Yes. Tak a look here at a very shader heavy test and MSAA levels. Bear in mind though, that poly edges will require more processing.

Are shaders used to do MSAA?

No. The ROP's at the backend of the pipeline have special hardware for MSAA - the only time things need to be reprocessed through the entire pixel pipeline is at the poly edge.

Just wondering since MSAA came around at the same time as shaders.

Entirely coincidental on consumer hardware - this was just at a period where both could be afforded on the processes of the time. Multisampling was a well known and understood technique long before that under OpenGL.
 
DaveBaumann said:
I was wondering if that meant in a game with very complex shaders that take many cycles if that would hide the performance hit of the MSAA?

Yes. Tak a look here at a very shader heavy test and MSAA levels.
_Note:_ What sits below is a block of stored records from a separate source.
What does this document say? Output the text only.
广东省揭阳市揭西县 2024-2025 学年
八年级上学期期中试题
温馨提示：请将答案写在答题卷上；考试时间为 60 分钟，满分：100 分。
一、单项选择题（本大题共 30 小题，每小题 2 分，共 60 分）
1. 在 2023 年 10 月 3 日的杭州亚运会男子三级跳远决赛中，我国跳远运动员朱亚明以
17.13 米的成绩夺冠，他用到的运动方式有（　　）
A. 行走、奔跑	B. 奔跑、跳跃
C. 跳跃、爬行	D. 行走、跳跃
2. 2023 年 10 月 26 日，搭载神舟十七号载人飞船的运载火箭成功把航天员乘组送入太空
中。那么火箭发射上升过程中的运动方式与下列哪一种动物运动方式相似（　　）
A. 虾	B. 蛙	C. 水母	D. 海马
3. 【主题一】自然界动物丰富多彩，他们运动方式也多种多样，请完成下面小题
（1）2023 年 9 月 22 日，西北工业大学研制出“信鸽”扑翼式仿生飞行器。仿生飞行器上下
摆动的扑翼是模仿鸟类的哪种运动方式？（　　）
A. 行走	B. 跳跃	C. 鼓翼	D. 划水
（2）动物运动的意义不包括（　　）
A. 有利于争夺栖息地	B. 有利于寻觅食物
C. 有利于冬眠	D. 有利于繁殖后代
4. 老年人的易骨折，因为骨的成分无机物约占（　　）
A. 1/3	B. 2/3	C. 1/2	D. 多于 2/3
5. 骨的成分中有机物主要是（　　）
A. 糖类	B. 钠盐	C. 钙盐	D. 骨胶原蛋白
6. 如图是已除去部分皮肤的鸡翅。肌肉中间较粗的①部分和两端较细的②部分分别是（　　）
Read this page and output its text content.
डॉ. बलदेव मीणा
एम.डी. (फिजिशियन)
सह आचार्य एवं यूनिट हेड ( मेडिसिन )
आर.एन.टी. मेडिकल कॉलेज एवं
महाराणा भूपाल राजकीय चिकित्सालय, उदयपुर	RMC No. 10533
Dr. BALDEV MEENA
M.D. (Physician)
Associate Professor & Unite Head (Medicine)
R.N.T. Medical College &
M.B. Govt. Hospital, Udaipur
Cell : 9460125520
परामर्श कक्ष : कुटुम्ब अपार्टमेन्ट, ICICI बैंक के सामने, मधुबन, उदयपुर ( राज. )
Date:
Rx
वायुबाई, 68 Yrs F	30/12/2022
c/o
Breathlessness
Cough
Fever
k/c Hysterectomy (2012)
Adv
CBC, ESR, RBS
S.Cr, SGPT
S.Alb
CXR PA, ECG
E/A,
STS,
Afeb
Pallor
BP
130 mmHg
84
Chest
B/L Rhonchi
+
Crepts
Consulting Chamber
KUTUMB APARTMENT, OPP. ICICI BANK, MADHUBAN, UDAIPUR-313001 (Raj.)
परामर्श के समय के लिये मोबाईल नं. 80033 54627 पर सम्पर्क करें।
Bear in mind though, that poly edges will require more processing.

Are shaders used to do MSAA?

No. The ROP's at the backend of the pipeline have special hardware for MSAA - the only time things need to be reprocessed through the entire pixel pipeline is at the poly edge.

Just wondering since MSAA came around at the same time as shaders.

Entirely coincidental on consumer hardware - this was just at a period where both could be afforded on the processes of the time. Multisampling was a well known and understood technique long before that under OpenGL.

Ah, I see but the memory bandwidth on the video cards still keeps the performance hit from being low in most situations.
BTW, what handles anisotropic filtering? Does that have a fillrate hit?